At first, the failure to reach for more nuanced language and insight is only annoying. But when Rice describes her reactions to some of the most searing events in American history, it makes one wonder why her editor didn’t suggest one more pass, this time with vim and passion. Or at least a more varied language of emotion. The infamous 1963 bombing of the Sixteenth Street Baptist Church made her community “sad” and “scared.” The shooting of President Kennedy also left her “sad” and “scared.” Learning of the assassination of Martin Luther King, Jr., she says, “I was sad. And I was angry.” Of course these sentiments were real and true, but the repetition flattens the feeling. Then again, maybe there were just no words.
But we do gain an understanding of why she was so well turned-out: We tend to think that helicopter parents are a modern phenomenon, but the Rice parents predated the trend, for their own valid reasons. Rice got lessons not only in piano and French but “ballet, gymnastics, and even baton twirling,” and later ice-skating, which she pursued seriously. Her parents tried to enroll her in the first grade at the age of 3; though that didn’t work, they put her in kindergarten, then home-schooled her until she was old enough to start first grade. They invested so much tuition and lesson money that, when someone urged her father to buy a house, he replied that they couldn’t afford it. ” Condoleezza is our house.” They weren’t narcissistic, just trying to prepare their gifted daughter for a world in which she would have to be “twice as good” as a white person to be recognized as qualified.

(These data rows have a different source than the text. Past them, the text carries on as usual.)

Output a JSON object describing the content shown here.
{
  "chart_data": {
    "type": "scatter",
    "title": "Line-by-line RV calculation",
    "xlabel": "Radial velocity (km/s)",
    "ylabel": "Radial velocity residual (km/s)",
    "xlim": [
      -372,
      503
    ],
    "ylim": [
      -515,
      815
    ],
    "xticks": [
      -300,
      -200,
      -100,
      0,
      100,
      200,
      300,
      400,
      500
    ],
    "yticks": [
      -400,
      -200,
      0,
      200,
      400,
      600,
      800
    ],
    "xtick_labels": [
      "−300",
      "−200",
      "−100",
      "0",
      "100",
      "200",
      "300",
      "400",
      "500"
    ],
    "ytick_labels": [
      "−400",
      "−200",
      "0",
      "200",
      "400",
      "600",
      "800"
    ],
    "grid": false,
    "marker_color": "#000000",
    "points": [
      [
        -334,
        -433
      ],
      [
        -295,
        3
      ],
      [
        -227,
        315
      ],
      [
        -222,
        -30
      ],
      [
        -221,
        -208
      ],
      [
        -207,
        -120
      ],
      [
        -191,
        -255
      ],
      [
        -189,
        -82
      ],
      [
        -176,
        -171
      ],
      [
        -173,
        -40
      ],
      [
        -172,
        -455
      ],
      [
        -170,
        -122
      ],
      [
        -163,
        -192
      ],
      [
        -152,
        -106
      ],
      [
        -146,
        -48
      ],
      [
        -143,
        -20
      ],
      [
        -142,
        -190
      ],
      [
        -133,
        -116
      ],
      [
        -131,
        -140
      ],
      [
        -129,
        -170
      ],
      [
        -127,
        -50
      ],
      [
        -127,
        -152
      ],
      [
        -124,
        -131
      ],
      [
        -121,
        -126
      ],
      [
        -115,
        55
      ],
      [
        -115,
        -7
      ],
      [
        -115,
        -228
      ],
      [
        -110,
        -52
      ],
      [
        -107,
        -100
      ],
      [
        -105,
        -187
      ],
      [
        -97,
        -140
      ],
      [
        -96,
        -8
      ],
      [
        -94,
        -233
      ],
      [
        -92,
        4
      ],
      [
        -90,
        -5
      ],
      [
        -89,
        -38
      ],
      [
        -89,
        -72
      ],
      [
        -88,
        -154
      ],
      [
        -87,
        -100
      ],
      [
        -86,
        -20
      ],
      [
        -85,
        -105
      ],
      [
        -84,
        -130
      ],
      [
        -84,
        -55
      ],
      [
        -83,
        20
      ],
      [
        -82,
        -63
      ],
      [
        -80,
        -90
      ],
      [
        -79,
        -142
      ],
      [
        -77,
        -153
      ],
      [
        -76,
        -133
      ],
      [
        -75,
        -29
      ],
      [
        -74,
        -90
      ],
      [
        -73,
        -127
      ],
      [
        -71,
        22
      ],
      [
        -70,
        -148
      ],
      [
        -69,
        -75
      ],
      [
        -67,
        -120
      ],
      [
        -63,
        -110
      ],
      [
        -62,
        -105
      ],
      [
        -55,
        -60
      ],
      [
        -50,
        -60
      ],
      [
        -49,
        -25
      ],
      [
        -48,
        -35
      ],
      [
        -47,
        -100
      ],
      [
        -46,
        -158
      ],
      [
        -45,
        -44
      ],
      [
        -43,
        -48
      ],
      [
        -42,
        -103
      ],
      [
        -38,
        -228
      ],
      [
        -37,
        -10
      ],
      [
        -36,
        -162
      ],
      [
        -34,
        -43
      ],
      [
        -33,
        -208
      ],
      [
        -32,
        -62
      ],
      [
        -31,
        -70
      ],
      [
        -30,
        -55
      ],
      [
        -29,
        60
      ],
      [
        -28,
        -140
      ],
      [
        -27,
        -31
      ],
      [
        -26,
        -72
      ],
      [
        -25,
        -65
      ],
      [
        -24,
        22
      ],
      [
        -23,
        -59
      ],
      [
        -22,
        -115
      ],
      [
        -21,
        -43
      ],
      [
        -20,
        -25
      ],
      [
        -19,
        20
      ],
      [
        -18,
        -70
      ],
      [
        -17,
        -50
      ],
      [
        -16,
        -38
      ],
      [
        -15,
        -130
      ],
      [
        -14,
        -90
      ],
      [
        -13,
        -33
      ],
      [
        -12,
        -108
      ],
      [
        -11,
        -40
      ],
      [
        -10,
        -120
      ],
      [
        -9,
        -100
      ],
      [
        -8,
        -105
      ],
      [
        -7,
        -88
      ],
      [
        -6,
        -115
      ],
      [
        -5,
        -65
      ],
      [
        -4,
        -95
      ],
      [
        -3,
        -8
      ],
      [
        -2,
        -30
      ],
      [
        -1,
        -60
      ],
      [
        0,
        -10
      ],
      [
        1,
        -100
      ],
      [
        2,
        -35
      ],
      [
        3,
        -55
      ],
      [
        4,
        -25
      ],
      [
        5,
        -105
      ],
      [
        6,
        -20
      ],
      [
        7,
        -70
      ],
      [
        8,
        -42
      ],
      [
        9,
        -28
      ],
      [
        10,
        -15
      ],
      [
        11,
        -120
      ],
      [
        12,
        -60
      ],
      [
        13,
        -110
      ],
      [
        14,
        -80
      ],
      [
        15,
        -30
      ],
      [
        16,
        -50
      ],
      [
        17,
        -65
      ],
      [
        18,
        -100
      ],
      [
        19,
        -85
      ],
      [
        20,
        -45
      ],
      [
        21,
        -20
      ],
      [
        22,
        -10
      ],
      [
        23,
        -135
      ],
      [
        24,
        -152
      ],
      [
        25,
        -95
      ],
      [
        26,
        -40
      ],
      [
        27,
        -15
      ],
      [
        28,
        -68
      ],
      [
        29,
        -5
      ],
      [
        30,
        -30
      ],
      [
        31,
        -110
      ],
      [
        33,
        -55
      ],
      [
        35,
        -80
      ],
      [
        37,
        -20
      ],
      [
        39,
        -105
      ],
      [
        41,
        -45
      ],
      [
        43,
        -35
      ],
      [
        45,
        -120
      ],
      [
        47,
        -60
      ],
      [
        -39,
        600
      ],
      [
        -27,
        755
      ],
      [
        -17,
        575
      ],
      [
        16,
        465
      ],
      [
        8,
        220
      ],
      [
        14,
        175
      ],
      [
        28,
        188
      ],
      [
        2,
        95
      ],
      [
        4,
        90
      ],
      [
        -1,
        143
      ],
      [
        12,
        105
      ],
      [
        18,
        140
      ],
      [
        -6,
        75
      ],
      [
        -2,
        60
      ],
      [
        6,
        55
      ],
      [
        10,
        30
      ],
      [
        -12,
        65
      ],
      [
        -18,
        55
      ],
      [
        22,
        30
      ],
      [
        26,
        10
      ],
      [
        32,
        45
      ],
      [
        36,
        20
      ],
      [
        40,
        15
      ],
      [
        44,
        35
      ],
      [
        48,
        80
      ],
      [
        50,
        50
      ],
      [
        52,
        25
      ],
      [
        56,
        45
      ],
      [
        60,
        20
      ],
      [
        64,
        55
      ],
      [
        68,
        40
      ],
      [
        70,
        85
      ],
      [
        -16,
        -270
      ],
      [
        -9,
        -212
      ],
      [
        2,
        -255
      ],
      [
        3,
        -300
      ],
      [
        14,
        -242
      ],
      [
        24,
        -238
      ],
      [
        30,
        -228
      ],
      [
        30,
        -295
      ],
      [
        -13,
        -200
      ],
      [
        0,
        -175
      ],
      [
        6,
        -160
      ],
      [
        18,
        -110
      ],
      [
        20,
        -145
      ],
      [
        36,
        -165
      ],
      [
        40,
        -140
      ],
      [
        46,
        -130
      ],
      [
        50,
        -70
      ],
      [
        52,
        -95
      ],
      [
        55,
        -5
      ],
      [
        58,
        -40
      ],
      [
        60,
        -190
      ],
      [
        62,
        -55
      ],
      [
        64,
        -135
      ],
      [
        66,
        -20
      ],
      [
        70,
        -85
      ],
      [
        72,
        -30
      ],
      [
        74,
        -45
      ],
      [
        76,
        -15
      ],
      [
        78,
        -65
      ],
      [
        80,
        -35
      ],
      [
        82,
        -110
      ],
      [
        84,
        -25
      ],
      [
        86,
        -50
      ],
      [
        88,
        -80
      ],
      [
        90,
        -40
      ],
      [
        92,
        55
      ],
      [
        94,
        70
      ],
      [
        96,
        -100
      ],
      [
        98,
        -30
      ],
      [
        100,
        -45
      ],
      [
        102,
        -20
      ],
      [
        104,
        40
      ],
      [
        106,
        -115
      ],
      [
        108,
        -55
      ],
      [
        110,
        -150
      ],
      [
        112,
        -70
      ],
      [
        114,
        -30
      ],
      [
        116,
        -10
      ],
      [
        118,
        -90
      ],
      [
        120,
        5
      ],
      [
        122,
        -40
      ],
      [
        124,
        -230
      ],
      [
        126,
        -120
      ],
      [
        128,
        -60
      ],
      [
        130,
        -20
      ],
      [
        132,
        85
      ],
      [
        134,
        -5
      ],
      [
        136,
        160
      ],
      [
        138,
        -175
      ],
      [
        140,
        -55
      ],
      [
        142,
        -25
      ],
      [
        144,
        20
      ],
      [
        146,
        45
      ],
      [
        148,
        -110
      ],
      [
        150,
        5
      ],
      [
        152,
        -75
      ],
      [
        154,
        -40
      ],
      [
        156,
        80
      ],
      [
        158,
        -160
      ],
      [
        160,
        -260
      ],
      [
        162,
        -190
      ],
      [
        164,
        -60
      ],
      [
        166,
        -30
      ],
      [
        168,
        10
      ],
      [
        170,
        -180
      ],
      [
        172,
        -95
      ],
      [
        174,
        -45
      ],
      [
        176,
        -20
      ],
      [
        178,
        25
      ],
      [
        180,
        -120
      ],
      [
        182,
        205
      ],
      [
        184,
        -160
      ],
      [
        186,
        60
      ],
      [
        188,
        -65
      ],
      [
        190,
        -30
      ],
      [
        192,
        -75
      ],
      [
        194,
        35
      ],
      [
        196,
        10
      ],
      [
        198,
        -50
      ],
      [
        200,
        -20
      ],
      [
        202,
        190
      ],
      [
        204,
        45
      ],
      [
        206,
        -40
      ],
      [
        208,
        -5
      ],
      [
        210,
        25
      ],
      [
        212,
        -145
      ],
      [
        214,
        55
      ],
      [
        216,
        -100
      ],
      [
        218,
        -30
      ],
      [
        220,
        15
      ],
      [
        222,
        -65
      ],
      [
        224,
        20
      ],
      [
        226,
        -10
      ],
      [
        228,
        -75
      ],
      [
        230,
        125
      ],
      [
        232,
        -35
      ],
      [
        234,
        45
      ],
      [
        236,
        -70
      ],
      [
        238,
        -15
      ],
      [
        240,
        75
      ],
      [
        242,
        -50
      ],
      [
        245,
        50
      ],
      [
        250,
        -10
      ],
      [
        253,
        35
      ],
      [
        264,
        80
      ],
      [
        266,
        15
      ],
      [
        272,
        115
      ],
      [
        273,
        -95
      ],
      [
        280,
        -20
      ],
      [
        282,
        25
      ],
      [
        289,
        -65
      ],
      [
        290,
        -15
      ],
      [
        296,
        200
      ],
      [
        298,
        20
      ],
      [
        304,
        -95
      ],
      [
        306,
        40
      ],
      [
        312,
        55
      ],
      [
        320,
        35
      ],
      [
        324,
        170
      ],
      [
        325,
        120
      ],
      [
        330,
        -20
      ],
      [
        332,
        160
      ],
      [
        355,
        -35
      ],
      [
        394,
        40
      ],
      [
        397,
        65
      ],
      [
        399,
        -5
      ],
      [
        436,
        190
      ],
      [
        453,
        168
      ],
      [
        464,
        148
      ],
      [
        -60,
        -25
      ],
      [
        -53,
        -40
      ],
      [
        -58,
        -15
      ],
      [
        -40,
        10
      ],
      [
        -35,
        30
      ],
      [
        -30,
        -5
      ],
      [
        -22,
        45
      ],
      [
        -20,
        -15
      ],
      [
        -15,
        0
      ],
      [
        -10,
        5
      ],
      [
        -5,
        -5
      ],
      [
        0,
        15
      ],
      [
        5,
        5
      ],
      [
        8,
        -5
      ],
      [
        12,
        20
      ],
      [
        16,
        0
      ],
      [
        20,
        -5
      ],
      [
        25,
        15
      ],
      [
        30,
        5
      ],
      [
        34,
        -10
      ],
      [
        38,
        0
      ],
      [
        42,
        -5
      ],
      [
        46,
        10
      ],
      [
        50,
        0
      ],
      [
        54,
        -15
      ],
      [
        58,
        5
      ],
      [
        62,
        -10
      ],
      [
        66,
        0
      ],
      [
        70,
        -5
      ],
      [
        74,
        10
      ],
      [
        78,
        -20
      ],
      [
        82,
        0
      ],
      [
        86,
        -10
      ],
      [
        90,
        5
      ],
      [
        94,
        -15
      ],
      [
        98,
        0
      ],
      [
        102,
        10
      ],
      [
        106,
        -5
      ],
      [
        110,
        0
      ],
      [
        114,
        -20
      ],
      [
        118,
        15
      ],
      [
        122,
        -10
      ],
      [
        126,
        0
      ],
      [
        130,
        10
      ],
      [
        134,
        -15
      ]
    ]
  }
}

Rice’s mother, like most black women, worked, taking her job as a teacher seriously and finding her career fulfilling. Her father was a minister and educator whose middle-class Republicanism was able to embrace a broad range of opinion; he was fascinated by radical politics and counted as a family friend Stokely Carmichael, who referred to Condi as his ” petite soeur .”
In some ways, with such a driven daughter, the Rice’s task was easy. But she had her eccentricities. As a girl-these are some of the most endearing details in the book-the future National Security Advisor and Secretary of State reveals herself to have been jealous and retaliatory. When some friends were mean to her, she took her nice babydolls into the front yard and played with them, ostentatiously, to make the other girls envious. When a friend hesitated over her lines in an Easter pageant, smarty-pants Condi recited them. Ultimately, the good girl learned her lessons too well: The later sections devolve into a numbing description of networking and names of people she worked with, mostly avoiding the controversial or revelatory.
For all their stature and careful deportment, the Rice parents had a family ritual they followed. In the afternoon, when her favorite TV Show, The Mickey Mouse Club , came on, Condoleezza, like all American children, would put her mouse ears on and sing. Her parents would put their mouse ears on, too, and sing with her. These three smart striving people would sit, away from the prying eyes of judgmental America, singing the Mickey Mouse song together. In the end, Rice shows that what people wear-the things grown-ups are willing to put on for their children-can tell us a great deal about them, their love and their commitment.